What is Tasker and how does it work?
Tasker is the essence of Android.
Android is about customization and making your phone work for you, and nothing exemplifies that quite as well as Tasker… except maybe Nova Launcher. Tasker is an automation app that lets us mere mortals work a little Android magic. Yes, magic. Magic is science we don’t understand yet, and that makes it a perfect analogy for Tasker, as really the biggest obstacle the app faces is people not knowing what it is, how it works, and just what it can do for you.
So, let’s answer those questions and make a little magic.
What is Tasker?
Tasker is an automation app. You create a list of actions, called a task, which can then be executed according to a variety of contexts. You tell Tasker you want it to do A, B, and C when X and/or Y happens. You might be thinking that Tasker’s like IFTTT, and you’d be half right. Tasker tasks are similar to IFTTT applets, and both services have a wide variety of plugins. IFTTT has wider service support and cross-platform usability, but Tasker can do more on the Android devices it touches with more complex actions.
Actions in Tasker tasks can be as simple as turning on or off a setting like Bluetooth, or as complicated as sending app-specific media and control commands through third-party plugins. Contexts can be a variety of things, from automatic profiles or plugins, shortcuts, or simply opening the app and pressing play.
How does Tasker work?
When you open up Tasker, you have four tabs to work with: Profiles are contextual ways to trigger Tasks, which are the lists of organized Actions you want to perform. Scenes are visual interfaces that users can build to execute tasks, as well as Popups and other visual elements that can be used in Tasks various ways — such as waking up the screen on my phone without the use of root. Variables are values that can be assigned and changed over time. Tasker has a lot of global variables built in, and you can assign your own variables, should you desire.
To create a Task, you first give it a Name, and then you can begin assigning actions to that task. Actions are grouped according to type, but you can also search for actions by name, which makes things significantly easier for Tasker builders… so long as you know the proper name for the action you’re looking for.
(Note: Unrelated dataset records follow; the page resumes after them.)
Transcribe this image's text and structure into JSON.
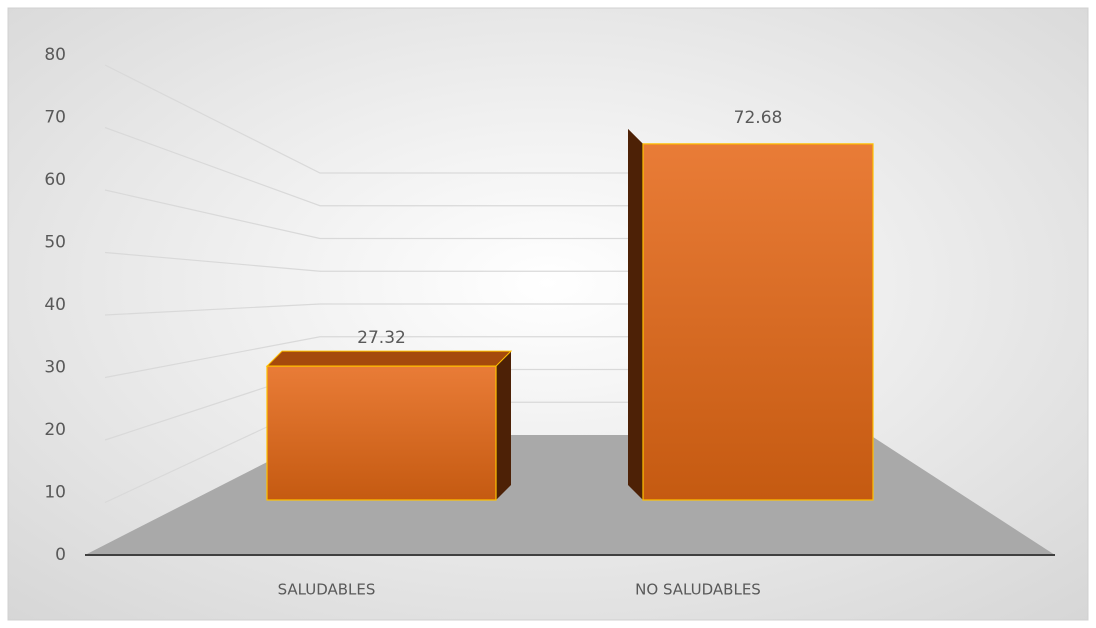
{
  "chart_data": {
    "type": "bar3d",
    "categories": [
      "SALUDABLES",
      "NO SALUDABLES"
    ],
    "values": [
      27.32,
      72.68
    ],
    "color": "#c55a11",
    "ylim": [
      0,
      80
    ],
    "yticks": [
      0,
      10,
      20,
      30,
      40,
      50,
      60,
      70,
      80
    ],
    "grid": true
  }
}
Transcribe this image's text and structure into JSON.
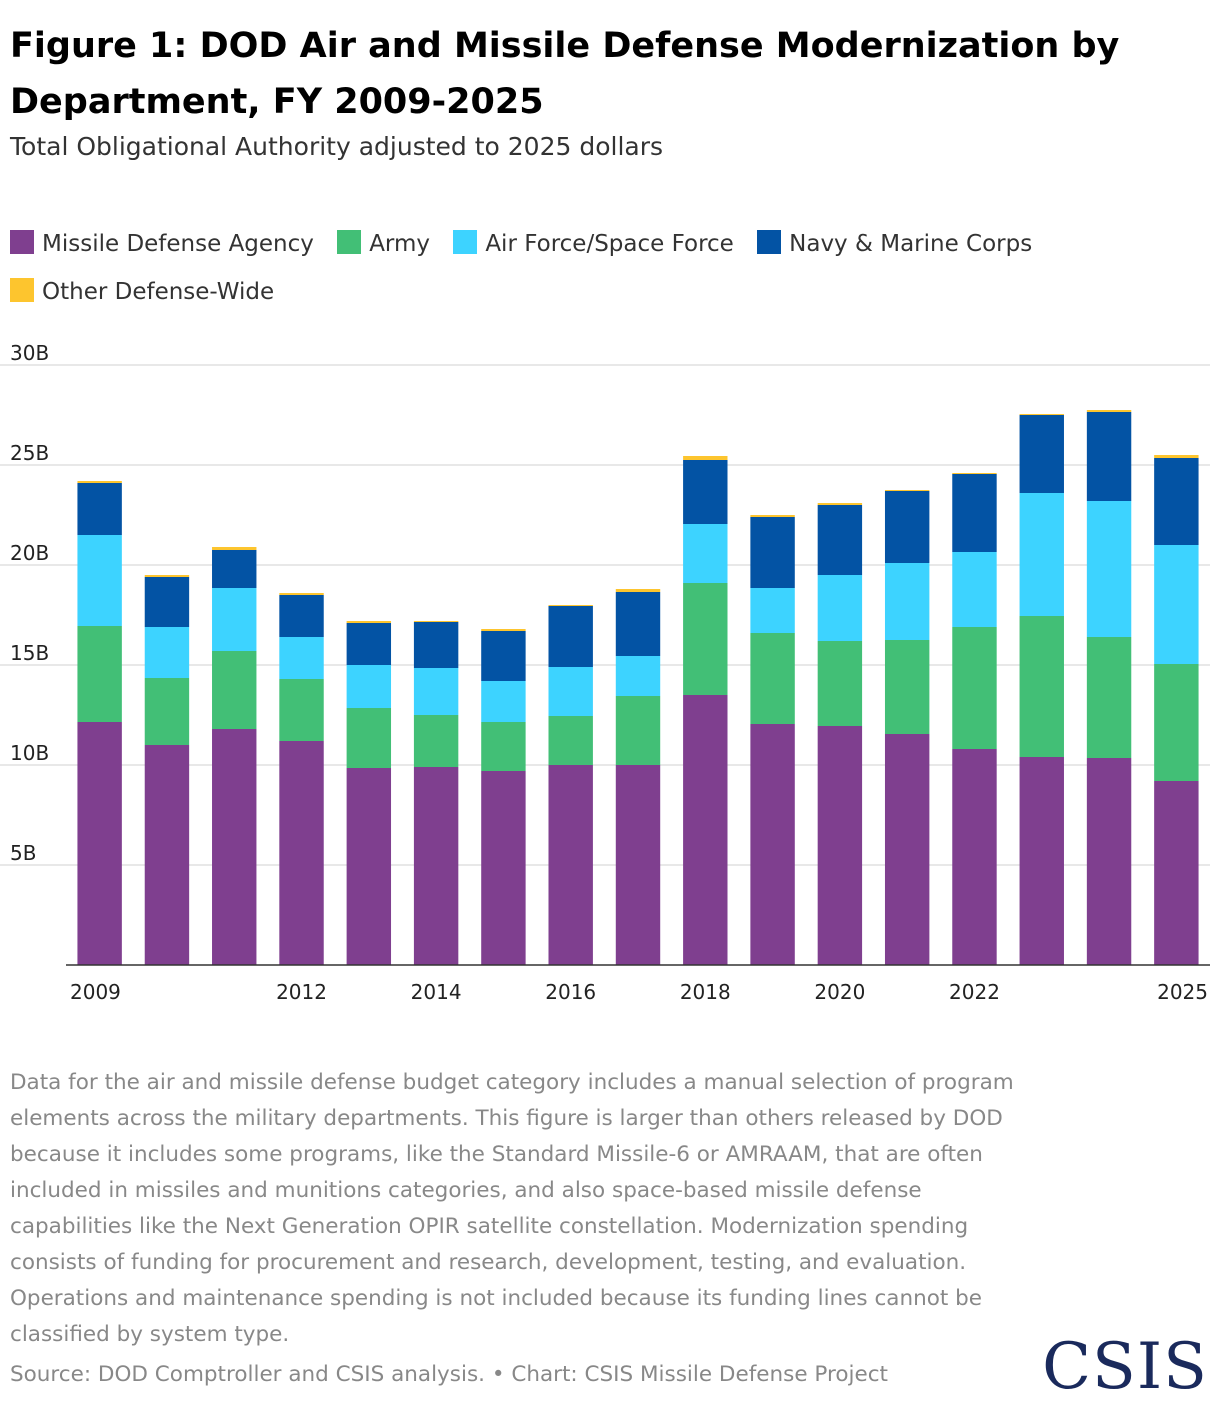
{
  "title": "Figure 1: DOD Air and Missile Defense Modernization by Department, FY 2009-2025",
  "subtitle": "Total Obligational Authority adjusted to 2025 dollars",
  "legend": [
    {
      "label": "Missile Defense Agency",
      "color": "#7f3f8f"
    },
    {
      "label": "Army",
      "color": "#42bf76"
    },
    {
      "label": "Air Force/Space Force",
      "color": "#3dd3ff"
    },
    {
      "label": "Navy & Marine Corps",
      "color": "#0353a4"
    },
    {
      "label": "Other Defense-Wide",
      "color": "#fdc52e"
    }
  ],
  "chart_data": {
    "type": "bar",
    "stacked": true,
    "categories": [
      "2009",
      "2010",
      "2011",
      "2012",
      "2013",
      "2014",
      "2015",
      "2016",
      "2017",
      "2018",
      "2019",
      "2020",
      "2021",
      "2022",
      "2023",
      "2024",
      "2025"
    ],
    "x_tick_labels": [
      "2009",
      "",
      "",
      "2012",
      "",
      "2014",
      "",
      "2016",
      "",
      "2018",
      "",
      "2020",
      "",
      "2022",
      "",
      "",
      "2025"
    ],
    "y_tick_labels": [
      "5B",
      "10B",
      "15B",
      "20B",
      "25B",
      "30B"
    ],
    "y_ticks": [
      5,
      10,
      15,
      20,
      25,
      30
    ],
    "ylim": [
      0,
      30
    ],
    "unit": "B",
    "series": [
      {
        "name": "Missile Defense Agency",
        "color": "#7f3f8f",
        "values": [
          12.15,
          11.0,
          11.8,
          11.2,
          9.85,
          9.9,
          9.7,
          10.0,
          10.0,
          13.5,
          12.05,
          11.95,
          11.55,
          10.8,
          10.4,
          10.35,
          9.2
        ]
      },
      {
        "name": "Army",
        "color": "#42bf76",
        "values": [
          4.8,
          3.35,
          3.9,
          3.1,
          3.0,
          2.6,
          2.45,
          2.45,
          3.45,
          5.6,
          4.55,
          4.25,
          4.7,
          6.1,
          7.05,
          6.05,
          5.85
        ]
      },
      {
        "name": "Air Force/Space Force",
        "color": "#3dd3ff",
        "values": [
          4.55,
          2.55,
          3.15,
          2.1,
          2.15,
          2.35,
          2.05,
          2.45,
          2.0,
          2.95,
          2.25,
          3.3,
          3.85,
          3.75,
          6.15,
          6.8,
          5.95
        ]
      },
      {
        "name": "Navy & Marine Corps",
        "color": "#0353a4",
        "values": [
          2.6,
          2.5,
          1.9,
          2.1,
          2.1,
          2.3,
          2.5,
          3.05,
          3.2,
          3.2,
          3.55,
          3.5,
          3.6,
          3.9,
          3.9,
          4.45,
          4.35
        ]
      },
      {
        "name": "Other Defense-Wide",
        "color": "#fdc52e",
        "values": [
          0.1,
          0.1,
          0.15,
          0.1,
          0.1,
          0.05,
          0.1,
          0.05,
          0.15,
          0.2,
          0.1,
          0.1,
          0.05,
          0.05,
          0.05,
          0.1,
          0.15
        ]
      }
    ]
  },
  "note": "Data for the air and missile defense budget category includes a manual selection of program elements across the military departments. This figure is larger than others released by DOD because it includes some programs, like the Standard Missile-6 or AMRAAM, that are often included in missiles and munitions categories, and also space-based missile defense capabilities like the Next Generation OPIR satellite constellation. Modernization spending consists of funding for procurement and research, development, testing, and evaluation. Operations and maintenance spending is not included because its funding lines cannot be classified by system type.",
  "source": "Source: DOD Comptroller and CSIS analysis. • Chart: CSIS Missile Defense Project",
  "logo": "CSIS"
}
Once you select an action, you configure it, such as telling Wi-Fi to turn off rather than on, or telling a plugin which app to direct commands to. Once you have your actions in order, you can execute the task by pressing play, or by adding it to a Profile, which can be launched at a certain time, when a certain app is open, or a number of other contexts.
Just what can it do for you?
Tasker can do a multitude of things to your phone, and it has done this for me over the years. Even before Android had automatic rules for Do Not Disturb, Tasker ensured my phone wouldn’t disturb me while I got my beauty sleep. At show time, Tasker would set my phone to silent, ensuring my Fantasmic ring tone didn’t blare out in a live broadcast. When I was getting in the car, Tasker recognized the Bluetooth head unit and executed a task that would turn off my Wi-Fi and turn on my music.
Before Google Assistant put so many commands at my fingertips, Tasker and AutoVoice — a third-party plugin that allows users to program specific voice commands for our tasks — combined to give me vital hands-free commands, and when it combined with Moto Voice on my Moto X, it felt like actual magic.
The Tasker use that keeps me around, however, is my Tasker + Google Play Music alarm clock. This alarm profile and task brings back the convenience and nostalgia of my old CD and iPod alarm clocks, turning back on my current Google Play Music queue rather than playing the old song or alarm tone day after day after day.
The limits of Tasker
Tasker can do so, so, so much, but the same time, there are some very grey, very hazy limitations to what Tasker can do. What you can do varies from phone to phone and some of the cooler examples you’ll see require a rooted phone. Beyond devices, the biggest limitation Tasker can face is your time — how much of it are you willing to spend to do this stuff? I’ve spent weeks fine-tuning my precious alarm after I switch phones, but that alarm also gives me something nothing else on Android can.
That’s the heart of Tasker. It can work Android magic, if you’re willing to take the time to understand the logistics and the programming behind it. That magic tests the limits of Android and the limits of user ingenuity, and if you’re willing to suspend your disbelief, it can leave you in awe.